Kominfo SP Polman Paparkan Capaian 2024–2025 dan Target Lompatan Digital 2026

Polewali Mandar – SandeqNews.id – Dinas Komunikasi, Informatika, Statistik dan Persandian (Kominfo SP) Kabupaten Polewali Mandar memaparkan capaian kinerja 2024–2025 serta agenda strategis 2026 dalam Dialog Kinerja yang digelar 13 November 2025 di Aula Diskominfo SP. Kegiatan ini dihadiri Sekretaris Daerah Nursaid Mustafa, S.Sos, Asisten Administrasi Umum I Nengah Tri Sumadana, AP., M.Si., serta jajaran ASN, P3K, dan PTT.

Kominfo SP menunjukkan peningkatan signifikan pada keterbukaan informasi publik dengan capaian 93,37%, mendekati kategori informatif. Selain itu, unit Media Center berhasil meraih penghargaan nasional sebagai Media Center terbaik tiga kategori kabupaten/kota tahun 2025 berkat kontribusi aktif dalam publikasi konten audio visual.

Meski capaian meningkat, pelaksanaan peliputan kegiatan pemerintah daerah dinilai masih belum optimal akibat keterbatasan peralatan dan tenaga. Selama tahun berjalan, tercatat 420 kegiatan berhasil didokumentasikan. Pemanfaatan website e-PPID dan media sosial juga dianggap perlu diperkuat, meski seluruh OPD, kecamatan, kelurahan, puskesmas, dan desa telah memiliki website resmi.

Pada aspek Teknologi Informasi dan Komunikasi, Kominfo SP mencatat capaian penting dengan meningkatnya Indeks Sistem Pemerintahan Berbasis Elektronik (SPBE) dari target 3,70 menjadi 3,88. Capaian ini menempatkan Polewali Mandar sebagai kabupaten terbaik non-pemerintah di wilayah Indonesia Timur. Tantangan yang masih dihadapi adalah keterbatasan SDM dalam pengelolaan keamanan informasi.

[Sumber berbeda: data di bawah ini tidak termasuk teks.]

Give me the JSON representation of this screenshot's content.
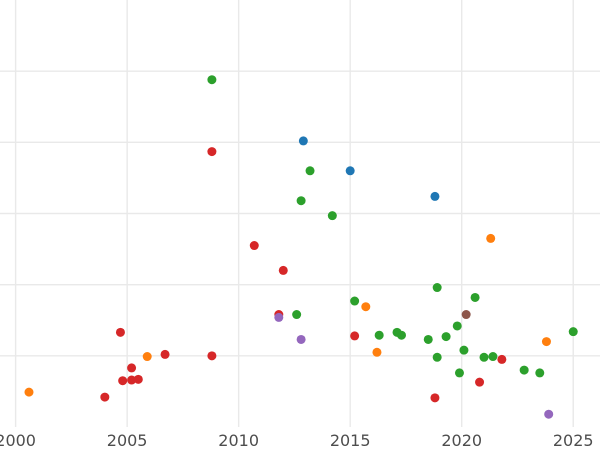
{
  "chart_data": {
    "type": "scatter",
    "title": "",
    "xlabel": "",
    "ylabel": "",
    "xlim": [
      1999.3,
      2026.2
    ],
    "ylim": [
      0,
      6
    ],
    "x_ticks": [
      2000,
      2005,
      2010,
      2015,
      2020,
      2025
    ],
    "x_tick_labels": [
      "2000",
      "2005",
      "2010",
      "2015",
      "2020",
      "2025"
    ],
    "y_gridlines": [
      1,
      2,
      3,
      4,
      5
    ],
    "grid": true,
    "legend": "none",
    "colors": {
      "blue": "#1f77b4",
      "orange": "#ff7f0e",
      "green": "#2ca02c",
      "red": "#d62728",
      "purple": "#9467bd",
      "brown": "#8c564b"
    },
    "points": [
      {
        "x": 2008.8,
        "y": 4.88,
        "color": "green"
      },
      {
        "x": 2008.8,
        "y": 3.87,
        "color": "red"
      },
      {
        "x": 2012.9,
        "y": 4.02,
        "color": "blue"
      },
      {
        "x": 2015.0,
        "y": 3.6,
        "color": "blue"
      },
      {
        "x": 2013.2,
        "y": 3.6,
        "color": "green"
      },
      {
        "x": 2012.8,
        "y": 3.18,
        "color": "green"
      },
      {
        "x": 2014.2,
        "y": 2.97,
        "color": "green"
      },
      {
        "x": 2018.8,
        "y": 3.24,
        "color": "blue"
      },
      {
        "x": 2010.7,
        "y": 2.55,
        "color": "red"
      },
      {
        "x": 2012.0,
        "y": 2.2,
        "color": "red"
      },
      {
        "x": 2021.3,
        "y": 2.65,
        "color": "orange"
      },
      {
        "x": 2018.9,
        "y": 1.96,
        "color": "green"
      },
      {
        "x": 2020.6,
        "y": 1.82,
        "color": "green"
      },
      {
        "x": 2015.2,
        "y": 1.77,
        "color": "green"
      },
      {
        "x": 2015.7,
        "y": 1.69,
        "color": "orange"
      },
      {
        "x": 2020.2,
        "y": 1.58,
        "color": "brown"
      },
      {
        "x": 2011.8,
        "y": 1.58,
        "color": "red"
      },
      {
        "x": 2011.8,
        "y": 1.54,
        "color": "purple"
      },
      {
        "x": 2012.6,
        "y": 1.58,
        "color": "green"
      },
      {
        "x": 2019.8,
        "y": 1.42,
        "color": "green"
      },
      {
        "x": 2004.7,
        "y": 1.33,
        "color": "red"
      },
      {
        "x": 2015.2,
        "y": 1.28,
        "color": "red"
      },
      {
        "x": 2016.3,
        "y": 1.29,
        "color": "green"
      },
      {
        "x": 2017.1,
        "y": 1.33,
        "color": "green"
      },
      {
        "x": 2017.3,
        "y": 1.29,
        "color": "green"
      },
      {
        "x": 2018.5,
        "y": 1.23,
        "color": "green"
      },
      {
        "x": 2019.3,
        "y": 1.27,
        "color": "green"
      },
      {
        "x": 2025.0,
        "y": 1.34,
        "color": "green"
      },
      {
        "x": 2012.8,
        "y": 1.23,
        "color": "purple"
      },
      {
        "x": 2023.8,
        "y": 1.2,
        "color": "orange"
      },
      {
        "x": 2016.2,
        "y": 1.05,
        "color": "orange"
      },
      {
        "x": 2020.1,
        "y": 1.08,
        "color": "green"
      },
      {
        "x": 2006.7,
        "y": 1.02,
        "color": "red"
      },
      {
        "x": 2005.9,
        "y": 0.99,
        "color": "orange"
      },
      {
        "x": 2008.8,
        "y": 1.0,
        "color": "red"
      },
      {
        "x": 2018.9,
        "y": 0.98,
        "color": "green"
      },
      {
        "x": 2021.0,
        "y": 0.98,
        "color": "green"
      },
      {
        "x": 2021.4,
        "y": 0.99,
        "color": "green"
      },
      {
        "x": 2021.8,
        "y": 0.95,
        "color": "red"
      },
      {
        "x": 2005.2,
        "y": 0.83,
        "color": "red"
      },
      {
        "x": 2004.8,
        "y": 0.65,
        "color": "red"
      },
      {
        "x": 2005.2,
        "y": 0.66,
        "color": "red"
      },
      {
        "x": 2005.5,
        "y": 0.67,
        "color": "red"
      },
      {
        "x": 2019.9,
        "y": 0.76,
        "color": "green"
      },
      {
        "x": 2022.8,
        "y": 0.8,
        "color": "green"
      },
      {
        "x": 2023.5,
        "y": 0.76,
        "color": "green"
      },
      {
        "x": 2020.8,
        "y": 0.63,
        "color": "red"
      },
      {
        "x": 2000.6,
        "y": 0.49,
        "color": "orange"
      },
      {
        "x": 2004.0,
        "y": 0.42,
        "color": "red"
      },
      {
        "x": 2018.8,
        "y": 0.41,
        "color": "red"
      },
      {
        "x": 2023.9,
        "y": 0.18,
        "color": "purple"
      }
    ]
  }
}
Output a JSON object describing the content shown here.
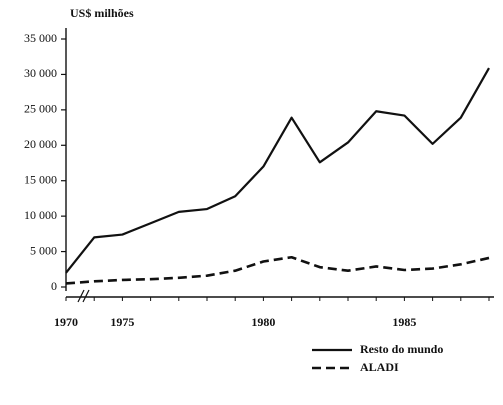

Bidang Statistik juga mengalami perkembangan besar dengan capaian data sektoral 82,10%, melampaui target tahun 2024. Indeks Pembangunan Statistik (IPS) Polewali Mandar turut naik tajam dari 1,45 pada 2023 menjadi 2,90 pada 2024 berdasarkan evaluasi Badan Pusat Statistik (BPS), yang menjadi indikator penting dalam penguatan tata kelola data daerah.

Memasuki tahun 2026, Kominfo SP Polman menargetkan penguatan integrasi SPBE, peningkatan keamanan informasi daerah, perluasan literasi digital di wilayah pegunungan, optimalisasi e-PPID dan portal data sektoral, serta pengembangan SDM komunikasi dan statistik digital guna mendukung pemerintahan terbuka dan pelayanan publik berbasis teknologi.